William Shakespeare’s “Much Ado About Nothing” is at the Folger Theatre at 201 East Capitol Street SE: “Reluctant lovers Beatrice and Benedick conceal their attraction behind a merry war of wit in Shakespeare’s romantic, clever comedy. The play’s musical language resonates with Caribbean rhythm in this colorful production.”
“Sweet Honey In The Rock” with a special appearance by the Alvin Ailey American Dance Theater is October 23 at the Warner Theatre, 1299 Pennsylvania Ave NW: “In 1973, Bernice Johnson Reagon tapped the rich tradition of African-American a cappella, founding Sweet Honey In The Rock at the D.C. Repertory Theatre.
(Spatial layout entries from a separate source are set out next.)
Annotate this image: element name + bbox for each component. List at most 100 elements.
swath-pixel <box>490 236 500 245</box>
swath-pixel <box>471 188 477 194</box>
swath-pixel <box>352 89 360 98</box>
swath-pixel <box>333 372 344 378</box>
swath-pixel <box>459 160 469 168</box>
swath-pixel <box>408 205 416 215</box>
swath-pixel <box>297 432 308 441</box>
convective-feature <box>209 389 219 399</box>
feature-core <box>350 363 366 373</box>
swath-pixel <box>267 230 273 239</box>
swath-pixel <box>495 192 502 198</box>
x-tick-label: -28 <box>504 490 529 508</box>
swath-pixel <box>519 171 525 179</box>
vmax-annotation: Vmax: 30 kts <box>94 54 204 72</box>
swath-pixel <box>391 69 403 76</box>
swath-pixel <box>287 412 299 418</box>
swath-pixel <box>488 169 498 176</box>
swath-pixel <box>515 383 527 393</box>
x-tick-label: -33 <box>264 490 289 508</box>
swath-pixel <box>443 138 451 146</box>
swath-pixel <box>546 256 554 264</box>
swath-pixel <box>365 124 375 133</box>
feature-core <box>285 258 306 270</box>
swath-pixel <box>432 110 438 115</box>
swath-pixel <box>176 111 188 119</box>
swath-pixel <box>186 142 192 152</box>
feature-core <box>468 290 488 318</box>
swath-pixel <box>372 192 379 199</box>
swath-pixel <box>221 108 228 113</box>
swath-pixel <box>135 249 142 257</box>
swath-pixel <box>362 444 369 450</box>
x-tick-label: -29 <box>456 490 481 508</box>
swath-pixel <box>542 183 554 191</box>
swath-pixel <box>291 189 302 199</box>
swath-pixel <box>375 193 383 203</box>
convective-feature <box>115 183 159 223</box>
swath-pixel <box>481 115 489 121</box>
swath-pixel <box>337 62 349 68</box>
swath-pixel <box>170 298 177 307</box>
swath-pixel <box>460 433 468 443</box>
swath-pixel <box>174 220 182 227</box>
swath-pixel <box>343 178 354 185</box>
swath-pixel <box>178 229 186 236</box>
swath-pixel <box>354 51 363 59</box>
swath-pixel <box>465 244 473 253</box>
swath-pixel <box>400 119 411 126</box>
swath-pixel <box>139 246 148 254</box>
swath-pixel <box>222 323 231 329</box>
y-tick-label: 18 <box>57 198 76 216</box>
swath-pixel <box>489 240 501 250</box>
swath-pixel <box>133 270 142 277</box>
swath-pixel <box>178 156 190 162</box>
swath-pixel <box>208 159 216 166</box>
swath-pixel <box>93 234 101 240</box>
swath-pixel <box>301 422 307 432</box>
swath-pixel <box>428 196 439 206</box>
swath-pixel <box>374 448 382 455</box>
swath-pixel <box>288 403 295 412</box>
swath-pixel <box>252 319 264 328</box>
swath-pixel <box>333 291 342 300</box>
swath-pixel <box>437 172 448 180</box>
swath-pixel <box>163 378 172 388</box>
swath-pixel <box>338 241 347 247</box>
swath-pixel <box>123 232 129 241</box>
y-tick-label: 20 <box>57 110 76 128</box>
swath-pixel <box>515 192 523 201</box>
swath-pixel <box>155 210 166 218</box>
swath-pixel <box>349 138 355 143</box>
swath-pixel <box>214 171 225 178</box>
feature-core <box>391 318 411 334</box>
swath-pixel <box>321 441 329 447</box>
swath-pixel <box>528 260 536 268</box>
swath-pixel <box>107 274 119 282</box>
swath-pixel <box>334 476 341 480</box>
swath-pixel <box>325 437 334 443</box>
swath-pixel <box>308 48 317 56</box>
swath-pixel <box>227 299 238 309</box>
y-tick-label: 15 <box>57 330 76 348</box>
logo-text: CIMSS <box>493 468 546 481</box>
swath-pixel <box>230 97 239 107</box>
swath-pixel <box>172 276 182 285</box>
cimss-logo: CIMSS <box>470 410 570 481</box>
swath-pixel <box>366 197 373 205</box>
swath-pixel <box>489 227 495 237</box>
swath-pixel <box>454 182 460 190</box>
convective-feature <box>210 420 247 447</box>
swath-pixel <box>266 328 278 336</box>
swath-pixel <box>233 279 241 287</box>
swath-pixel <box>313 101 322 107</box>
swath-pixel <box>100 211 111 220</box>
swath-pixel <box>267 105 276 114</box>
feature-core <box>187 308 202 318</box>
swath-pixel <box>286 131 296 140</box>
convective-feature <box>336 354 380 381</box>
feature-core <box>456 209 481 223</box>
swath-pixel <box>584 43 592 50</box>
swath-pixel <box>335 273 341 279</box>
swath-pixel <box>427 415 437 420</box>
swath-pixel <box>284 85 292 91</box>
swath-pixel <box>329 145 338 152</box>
For 35 years, Sweet Honey In The Rock has come in song to communities across the nation and around the world; steeped in the sacred music of the black church, the clarion calls of the civil rights movement, and songs of the struggle for justice.”
Madhavi Mudgal is October 24 at 2 p.m. at the Lincoln Theatre, 1215 U Street NW: “Apart from establishing a niche in the international dance scene as a soloist, she has received critical acclaim for her choreographic works. She teaches Odissi at Gandharva Mahavidyalaya, New Delhi, one of the premier institutes in the country. Mudgal has also been the recipient of many awards and honors, including the President of India’s award of Padma Shri and the Chevalier de l’ordre des arts et des lettres by the Government of France.”
The Shaolin Warriors are at the Center For The Arts at George Mason University: “Described by the Toronto Star as a “dazzling spectacle,” the Shaolin Warriors bring the remarkable skill, dramatic movement, and spectacular imagery of the Chinese art of Kung Fu to the stage. Performed by disciples of the Shaolin schools, these amazing artists are renowned for their discipline and ferocious martial arts prowess, which combines agility and grace. These incredible masters have trained from a very young age in mental and physical exercises, allowing them to perform astounding feats one only thought possible in movies.”